2/7/2020 | By Calvin Schnure
The job market started 2020 on a strong note, with a solid 225,000 increase in nonfarm payroll employment in January, the second-largest gain over the past year. Construction jobs rose 44,000, the biggest jump since one year ago, as favorable weather conditions allowed work to proceed through the winter.
There are signs of slowing, however, as the average employment change over the past 12 months decelerated to 171,000, from a pace well above 200,000 from 2014 through 2016. Average hourly earnings confirm that the job market has cooled, with wage growth running about a half-percentage point slower than it was a year ago.
Far from being warning signs of a cyclical downturn, however, the job market reflects the overall economy easing back towards trend after having received a boost from the tax cuts in 2017. In fact, GDP growth over one year ago remains slightly above the Federal Reserve’s estimate of long-term trend growth.
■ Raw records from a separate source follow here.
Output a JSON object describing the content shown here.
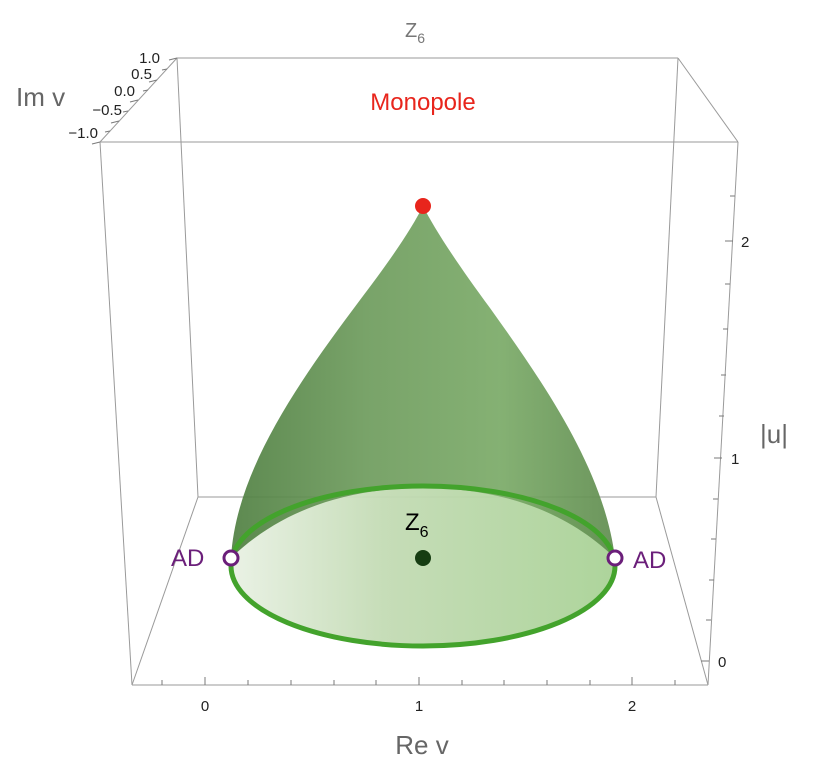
{
  "chart_data": {
    "type": "surface3d",
    "title": "Z",
    "title_sub": "6",
    "x_axis": {
      "label": "Re v",
      "ticks": [
        "0",
        "1",
        "2"
      ],
      "range": [
        -0.35,
        2.35
      ]
    },
    "y_axis": {
      "label": "Im v",
      "ticks": [
        "1.0",
        "0.5",
        "0.0",
        "−0.5",
        "−1.0"
      ],
      "range": [
        -1.0,
        1.0
      ]
    },
    "z_axis": {
      "label": "|u|",
      "ticks": [
        "0",
        "1",
        "2"
      ],
      "range": [
        -0.1,
        2.3
      ]
    },
    "surface": {
      "apex": {
        "re_v": 1.0,
        "im_v": 0.0,
        "abs_u": 2.15
      },
      "base_radius": 0.9,
      "base_center": {
        "re_v": 1.0,
        "im_v": 0.0,
        "abs_u": 0.55
      },
      "color": "#6f9e5c"
    },
    "base_circle": {
      "color": "#43a32c"
    },
    "points": [
      {
        "label": "Monopole",
        "re_v": 1.0,
        "im_v": 0.0,
        "abs_u": 2.15,
        "color": "#e8251c",
        "label_color": "#e8251c"
      },
      {
        "label": "AD",
        "re_v": 0.1,
        "im_v": 0.0,
        "abs_u": 0.55,
        "color": "#6b1f7a",
        "label_color": "#6b1f7a",
        "hollow": true
      },
      {
        "label": "AD",
        "re_v": 1.9,
        "im_v": 0.0,
        "abs_u": 0.55,
        "color": "#6b1f7a",
        "label_color": "#6b1f7a",
        "hollow": true
      },
      {
        "label": "Z",
        "label_sub": "6",
        "re_v": 1.0,
        "im_v": 0.0,
        "abs_u": 0.55,
        "color": "#163d12",
        "label_color": "#000000"
      }
    ]
  }
}
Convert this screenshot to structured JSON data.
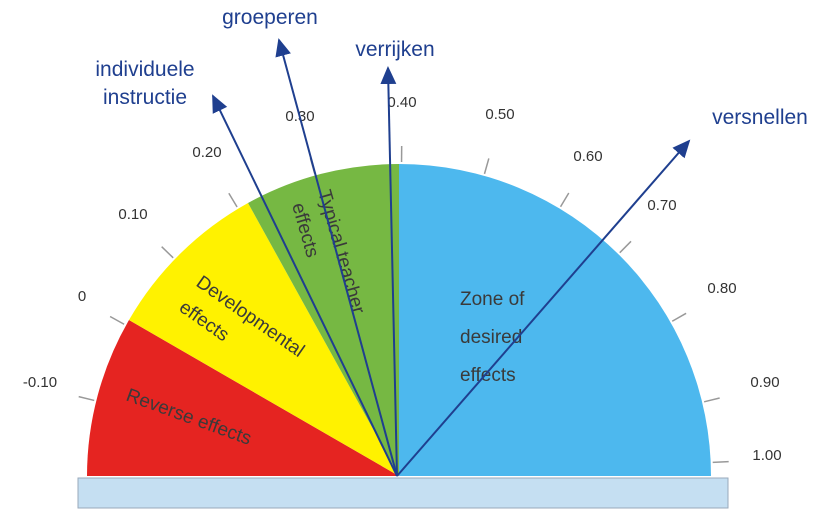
{
  "ticks": [
    "-0.10",
    "0",
    "0.10",
    "0.20",
    "0.30",
    "0.40",
    "0.50",
    "0.60",
    "0.70",
    "0.80",
    "0.90",
    "1.00"
  ],
  "zones": {
    "reverse": "Reverse effects",
    "developmental": [
      "Developmental",
      "effects"
    ],
    "typical": [
      "Typical teacher",
      "effects"
    ],
    "desired": [
      "Zone of",
      "desired",
      "effects"
    ]
  },
  "arrows": {
    "individual": [
      "individuele",
      "instructie"
    ],
    "group": "groeperen",
    "enrich": "verrijken",
    "accelerate": "versnellen"
  }
}
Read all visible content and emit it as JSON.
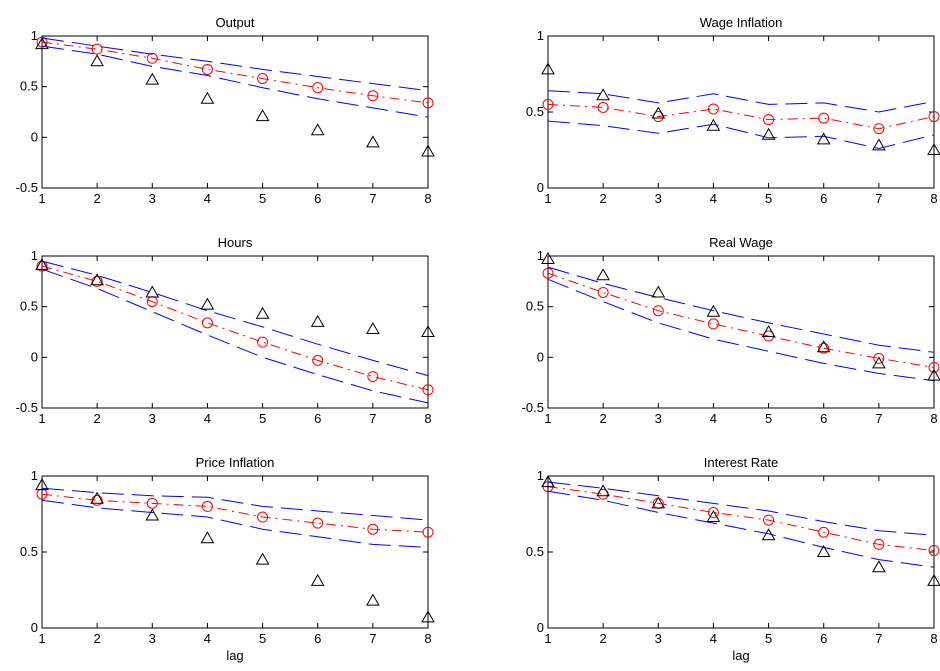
{
  "chart_data": [
    {
      "type": "line",
      "title": "Output",
      "xlabel": "",
      "ylim": [
        -0.5,
        1
      ],
      "yticks": [
        "-0.5",
        "0",
        "0.5",
        "1"
      ],
      "xticks": [
        "1",
        "2",
        "3",
        "4",
        "5",
        "6",
        "7",
        "8"
      ],
      "x": [
        1,
        2,
        3,
        4,
        5,
        6,
        7,
        8
      ],
      "series": [
        {
          "marker": "circle",
          "color": "#ff0000",
          "dash": "dash-dot",
          "values": [
            0.94,
            0.87,
            0.78,
            0.67,
            0.58,
            0.49,
            0.41,
            0.34
          ]
        },
        {
          "marker": "none",
          "color": "#0000ff",
          "dash": "long-dash",
          "values": [
            0.98,
            0.9,
            0.82,
            0.75,
            0.67,
            0.6,
            0.53,
            0.46
          ]
        },
        {
          "marker": "none",
          "color": "#0000ff",
          "dash": "long-dash",
          "values": [
            0.9,
            0.82,
            0.7,
            0.61,
            0.49,
            0.38,
            0.29,
            0.2
          ]
        },
        {
          "marker": "triangle",
          "color": "#000000",
          "dash": "none",
          "values": [
            0.92,
            0.75,
            0.57,
            0.38,
            0.21,
            0.07,
            -0.05,
            -0.14
          ]
        }
      ]
    },
    {
      "type": "line",
      "title": "Wage Inflation",
      "xlabel": "",
      "ylim": [
        0,
        1
      ],
      "yticks": [
        "0",
        "0.5",
        "1"
      ],
      "xticks": [
        "1",
        "2",
        "3",
        "4",
        "5",
        "6",
        "7",
        "8"
      ],
      "x": [
        1,
        2,
        3,
        4,
        5,
        6,
        7,
        8
      ],
      "series": [
        {
          "marker": "circle",
          "color": "#ff0000",
          "dash": "dash-dot",
          "values": [
            0.55,
            0.53,
            0.47,
            0.52,
            0.45,
            0.46,
            0.39,
            0.47
          ]
        },
        {
          "marker": "none",
          "color": "#0000ff",
          "dash": "long-dash",
          "values": [
            0.64,
            0.62,
            0.56,
            0.62,
            0.55,
            0.56,
            0.5,
            0.57
          ]
        },
        {
          "marker": "none",
          "color": "#0000ff",
          "dash": "long-dash",
          "values": [
            0.44,
            0.41,
            0.36,
            0.42,
            0.33,
            0.34,
            0.26,
            0.35
          ]
        },
        {
          "marker": "triangle",
          "color": "#000000",
          "dash": "none",
          "values": [
            0.78,
            0.61,
            0.49,
            0.41,
            0.35,
            0.32,
            0.28,
            0.25
          ]
        }
      ]
    },
    {
      "type": "line",
      "title": "Hours",
      "xlabel": "",
      "ylim": [
        -0.5,
        1
      ],
      "yticks": [
        "-0.5",
        "0",
        "0.5",
        "1"
      ],
      "xticks": [
        "1",
        "2",
        "3",
        "4",
        "5",
        "6",
        "7",
        "8"
      ],
      "x": [
        1,
        2,
        3,
        4,
        5,
        6,
        7,
        8
      ],
      "series": [
        {
          "marker": "circle",
          "color": "#ff0000",
          "dash": "dash-dot",
          "values": [
            0.9,
            0.75,
            0.55,
            0.34,
            0.15,
            -0.03,
            -0.19,
            -0.32
          ]
        },
        {
          "marker": "none",
          "color": "#0000ff",
          "dash": "long-dash",
          "values": [
            0.95,
            0.81,
            0.64,
            0.46,
            0.3,
            0.13,
            -0.03,
            -0.18
          ]
        },
        {
          "marker": "none",
          "color": "#0000ff",
          "dash": "long-dash",
          "values": [
            0.87,
            0.68,
            0.45,
            0.22,
            0.0,
            -0.17,
            -0.33,
            -0.45
          ]
        },
        {
          "marker": "triangle",
          "color": "#000000",
          "dash": "none",
          "values": [
            0.91,
            0.76,
            0.64,
            0.52,
            0.43,
            0.35,
            0.28,
            0.25
          ]
        }
      ]
    },
    {
      "type": "line",
      "title": "Real Wage",
      "xlabel": "",
      "ylim": [
        -0.5,
        1
      ],
      "yticks": [
        "-0.5",
        "0",
        "0.5",
        "1"
      ],
      "xticks": [
        "1",
        "2",
        "3",
        "4",
        "5",
        "6",
        "7",
        "8"
      ],
      "x": [
        1,
        2,
        3,
        4,
        5,
        6,
        7,
        8
      ],
      "series": [
        {
          "marker": "circle",
          "color": "#ff0000",
          "dash": "dash-dot",
          "values": [
            0.83,
            0.64,
            0.46,
            0.33,
            0.21,
            0.09,
            -0.01,
            -0.1
          ]
        },
        {
          "marker": "none",
          "color": "#0000ff",
          "dash": "long-dash",
          "values": [
            0.89,
            0.73,
            0.59,
            0.46,
            0.34,
            0.23,
            0.12,
            0.05
          ]
        },
        {
          "marker": "none",
          "color": "#0000ff",
          "dash": "long-dash",
          "values": [
            0.77,
            0.55,
            0.34,
            0.18,
            0.06,
            -0.06,
            -0.16,
            -0.23
          ]
        },
        {
          "marker": "triangle",
          "color": "#000000",
          "dash": "none",
          "values": [
            0.97,
            0.81,
            0.64,
            0.45,
            0.25,
            0.1,
            -0.06,
            -0.18
          ]
        }
      ]
    },
    {
      "type": "line",
      "title": "Price Inflation",
      "xlabel": "lag",
      "ylim": [
        0,
        1
      ],
      "yticks": [
        "0",
        "0.5",
        "1"
      ],
      "xticks": [
        "1",
        "2",
        "3",
        "4",
        "5",
        "6",
        "7",
        "8"
      ],
      "x": [
        1,
        2,
        3,
        4,
        5,
        6,
        7,
        8
      ],
      "series": [
        {
          "marker": "circle",
          "color": "#ff0000",
          "dash": "dash-dot",
          "values": [
            0.88,
            0.84,
            0.82,
            0.8,
            0.73,
            0.69,
            0.65,
            0.63
          ]
        },
        {
          "marker": "none",
          "color": "#0000ff",
          "dash": "long-dash",
          "values": [
            0.92,
            0.89,
            0.87,
            0.86,
            0.8,
            0.77,
            0.74,
            0.71
          ]
        },
        {
          "marker": "none",
          "color": "#0000ff",
          "dash": "long-dash",
          "values": [
            0.84,
            0.79,
            0.76,
            0.73,
            0.65,
            0.6,
            0.55,
            0.53
          ]
        },
        {
          "marker": "triangle",
          "color": "#000000",
          "dash": "none",
          "values": [
            0.94,
            0.85,
            0.74,
            0.59,
            0.45,
            0.31,
            0.18,
            0.07
          ]
        }
      ]
    },
    {
      "type": "line",
      "title": "Interest Rate",
      "xlabel": "lag",
      "ylim": [
        0,
        1
      ],
      "yticks": [
        "0",
        "0.5",
        "1"
      ],
      "xticks": [
        "1",
        "2",
        "3",
        "4",
        "5",
        "6",
        "7",
        "8"
      ],
      "x": [
        1,
        2,
        3,
        4,
        5,
        6,
        7,
        8
      ],
      "series": [
        {
          "marker": "circle",
          "color": "#ff0000",
          "dash": "dash-dot",
          "values": [
            0.93,
            0.88,
            0.82,
            0.76,
            0.71,
            0.63,
            0.55,
            0.51
          ]
        },
        {
          "marker": "none",
          "color": "#0000ff",
          "dash": "long-dash",
          "values": [
            0.96,
            0.92,
            0.87,
            0.82,
            0.77,
            0.7,
            0.64,
            0.61
          ]
        },
        {
          "marker": "none",
          "color": "#0000ff",
          "dash": "long-dash",
          "values": [
            0.9,
            0.84,
            0.76,
            0.69,
            0.62,
            0.53,
            0.45,
            0.4
          ]
        },
        {
          "marker": "triangle",
          "color": "#000000",
          "dash": "none",
          "values": [
            0.96,
            0.9,
            0.82,
            0.73,
            0.61,
            0.5,
            0.4,
            0.31
          ]
        }
      ]
    }
  ]
}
Should we worry that the economy will slow further because the low unemployment rate implies that firms are running out of workers to hire? No. Improving labor market conditions are drawing people who had left the labor force back into the job market. The labor force participation rate of prime-age (25-54 years old) workers rose further in January, to 83.1%, and has finally recovered to be where it was prior to the Great Recession in 2008-2009. There is still room for more increases, however, as labor force participation remains more than one full percentage point below where it stood in 2001. This represents an additional 1.6 million potential workers.
These are favorable conditions for commercial real estate markets. Even modest increases in GDP and the job growth that goes with it can make important contributions to demand for real estate, as businesses need more office space for workers, industrial space to produce, store and ship goods, and as household incomes support consumer spending and demand for apartments, homes and travel.
REITs have performed well in this economic environment. The FTSE-Nareit All Equity REITs has delivered a total return of 25.0% since the end of 2017, slightly outpacing the 24.0% on the Russell 3000. The strong start to job growth in 2020 may help extend this streak.